Despite the new operating system, the Watch 3 retains many of the same functions as Huawei’s prior wearables. There is also support for video calling via Huawei’s own MeeTime service, as well as a new home screen that now consists of a watchOS-style grid of applications rather than a list.

Moreover, in spite of being labelled as a HarmonyOS device, the Watch 3’s high battery life implies that its operating system is fundamentally different from the version of HarmonyOS. Huawei is deploying on its new tablets, and may have more in common with LiteOS on earlier Huawei watches. Huawei declined to comment on any similarities between HarmonyOS and its existing operating systems.

The design of the Watch 3 is similar to that of Huawei’s prior smart watches. It has a 1.43-inch circular OLED display with a refresh rate of 60Hz and a peak brightness of 1000 nits. Because the display is edge-to-edge, this smartwatch does not have a rotating bezel. Instead, it is controlled by a spinning crown, much like an Apple Watch. The watch comes in several forms, including an “active” variant with a rubber strap, a “classic” model with leather, and a “elite” model with a metal band.

The watch has several of the same sensors as earlier versions for activity monitoring, such as heart rate tracking, a Sp02 sensor, and sleep monitoring. This version, though, has a temperature sensor, similar to Fitbit’s Sense wristwatch from last year. According to Huawei, this sensor can continually monitor your skin’s temperature throughout the day. According to Huawei, the watch supports a hundred various training modes, including running, climbing, cycling, and swimming.

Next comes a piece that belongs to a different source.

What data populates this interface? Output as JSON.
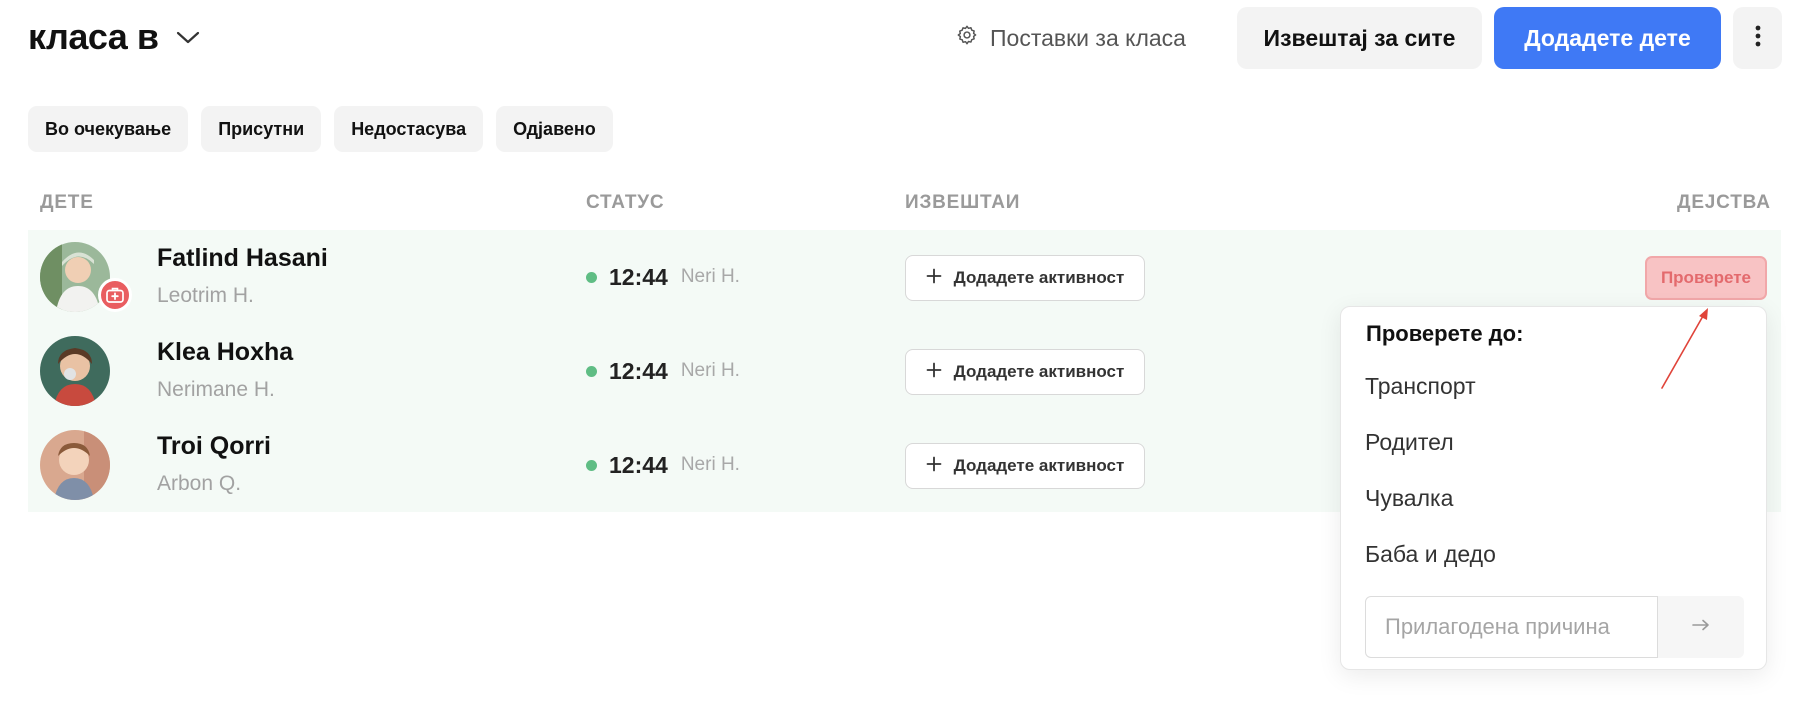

Further, the Watch 3 retains eSIM functionality from the Watch 2 Pro, allowing it to be used independently from a phone with its own 4G LTE connection. The watch can make voice calls directly, and it can also make video calls using Huawei’s MeeTime service. With 4G switched on, Huawei claims three days of battery life from the Watch 3, but that can be extended to 14 days if you’re willing to disable 4G and use the phone in “super long lasting mode.” Even in this low-power mode, Huawei claims that you should be able to track your activities and exercises, and that the watch faces will remain animated.

Huawei 3 Pro comes with longer battery life and precise location tracking.

In addition to the Watch 3, Huawei is introducing the Watch 3 Pro today, which has a battery life of up to 5 days with 4G turned on and up to 21 days in its long battery life mode. Other enhancements include a higher-quality titanium structure and more precise GPS tracking. Third-party app support remains a major unknown for Huawei’s first HarmonyOS watches. As usual, Huawei promised to collaborate with developers to bring their apps on its handsets, and displayed a variety of app logos, including one for Emirates Airlines. There were no app logos for providers I recognized, and Huawei has not verified support from any of the big music streaming providers.

However, Huawei has yet to confirm price or release dates for the Huawei Watch 3 and Watch 3 Pro, but has stated that an announcement would be made shortly.